Into the Light

by Jennifer Walmsley


I’m spinning in complete darkness apart from one tiny dot of light that blinks at regular intervals and I can hear a baby’s cry which recedes into a distant bleat like a new born lamb calling for its mother. Now the light grows bigger and starts to pulsate and a shadowy but recognisable figure emerges.

“Your baby needs you, Tidge.” My grandmother uses her pet name for me and I feel her deep love in her celery-scented embrace.
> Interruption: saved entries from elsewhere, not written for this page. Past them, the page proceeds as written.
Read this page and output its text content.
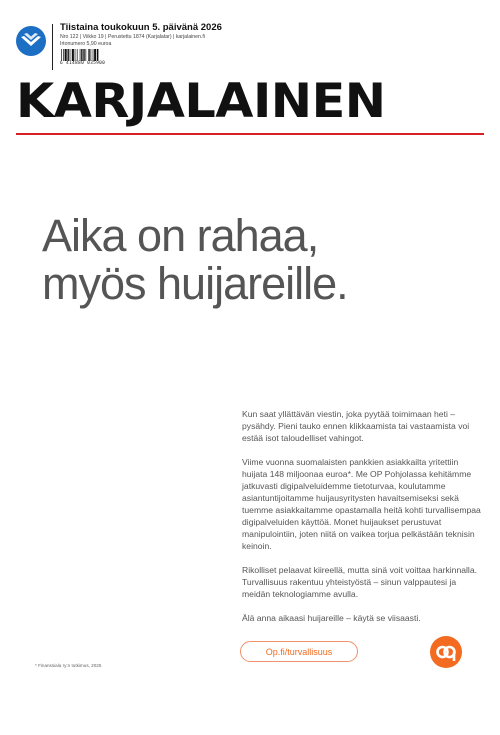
Tiistaina toukokuun 5. päivänä 2026
Nro 122 | Viikko 19 | Perustettu 1874 (Karjalatar) | karjalainen.fi
Irtonumero 5,90 euroa
6 414880 035900
KARJALAINEN
Aika on rahaa,
myös huijareille.

Kun saat yllättävän viestin, joka pyytää toimimaan heti – pysähdy. Pieni tauko ennen klikkaamista tai vastaamista voi estää isot taloudelliset vahingot.

Viime vuonna suomalaisten pankkien asiakkailta yritettiin huijata 148 miljoonaa euroa*. Me OP Pohjolassa kehitämme jatkuvasti digipalveluidemme tietoturvaa, koulutamme asiantuntijoitamme huijausyritysten havaitsemiseksi sekä tuemme asiakkaitamme opastamalla heitä kohti turvallisempaa digipalveluiden käyttöä. Monet huijaukset perustuvat manipulointiin, joten niitä on vaikea torjua pelkästään teknisin keinoin.

Rikolliset pelaavat kiireellä, mutta sinä voit voittaa harkinnalla. Turvallisuus rakentuu yhteistyöstä – sinun valppautesi ja meidän teknologiamme avulla.

Älä anna aikaasi huijareille – käytä se viisaasti.

Op.fi/turvallisuus
* Finanssiala ry:n tutkimus, 2025
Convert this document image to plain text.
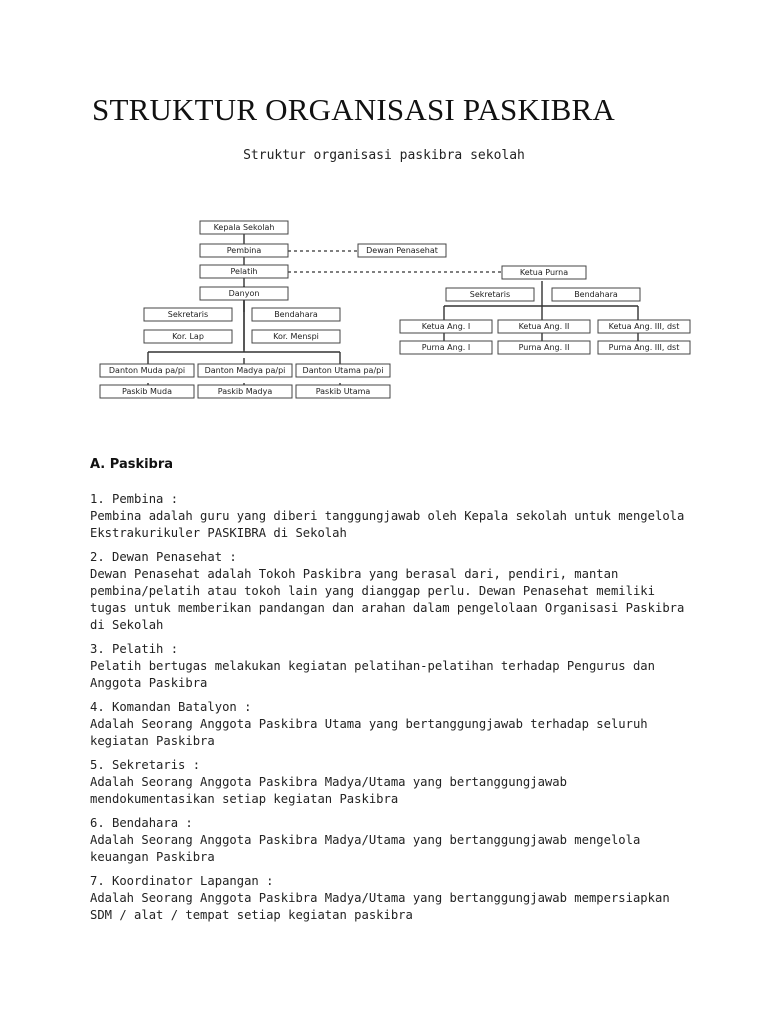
STRUKTUR ORGANISASI PASKIBRA
Struktur organisasi paskibra sekolah
Kepala Sekolah
Pembina	Dewan Penasehat
Pelatih
Danyon
Sekretaris	Bendahara
Kor. Lap	Kor. Menspi
Danton Muda pa/pi Danton Madya pa/pi Danton Utama pa/pi
Paskib Muda	Paskib Madya	Paskib Utama
Ketua Purna
Sekretaris	Bendahara
Ketua Ang. I	Ketua Ang. II	Ketua Ang. III, dst
Purna Ang. I	Purna Ang. II	Purna Ang. III, dst
A. Paskibra
1. Pembina :
Pembina adalah guru yang diberi tanggungjawab oleh Kepala sekolah untuk mengelola Ekstrakurikuler PASKIBRA di Sekolah
2. Dewan Penasehat :
Dewan Penasehat adalah Tokoh Paskibra yang berasal dari, pendiri, mantan pembina/pelatih atau tokoh lain yang dianggap perlu. Dewan Penasehat memiliki tugas untuk memberikan pandangan dan arahan dalam pengelolaan Organisasi Paskibra di Sekolah
3. Pelatih :
Pelatih bertugas melakukan kegiatan pelatihan-pelatihan terhadap Pengurus dan Anggota Paskibra
4. Komandan Batalyon :
Adalah Seorang Anggota Paskibra Utama yang bertanggungjawab terhadap seluruh kegiatan Paskibra
5. Sekretaris :
Adalah Seorang Anggota Paskibra Madya/Utama yang bertanggungjawab mendokumentasikan setiap kegiatan Paskibra
6. Bendahara :
Adalah Seorang Anggota Paskibra Madya/Utama yang bertanggungjawab mengelola keuangan Paskibra
7. Koordinator Lapangan :
Adalah Seorang Anggota Paskibra Madya/Utama yang bertanggungjawab mempersiapkan SDM / alat / tempat setiap kegiatan paskibra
I want to stay with her, talk and laugh with her but she keeps whispering, “Go back. Too soon. Too soon.”

And as the light widens, erasing darkness, her fingers, like a silky caress, stroke my cheek, stemming frozen tears. Then she diminishes and the light diminishes with her and I’m spinning backwards into darkness until the rotations slow and come to a gentle stop.

At the squeeze on my hand, I open my eyes to meet the fraught gaze of my husband. “Thank God,” he utters as relief swamps his features. A nurse hurries over, checks a tube where blood runs down to a needle stuck into my left arm.

Then a clutch of panic has me croaking through dry lips, “My baby! Where’s my baby?’

My husband stands. Leans over. Kisses my forehead, saying, “Our little girl is well. She looks just like that photo of your grandmother when she was a baby.”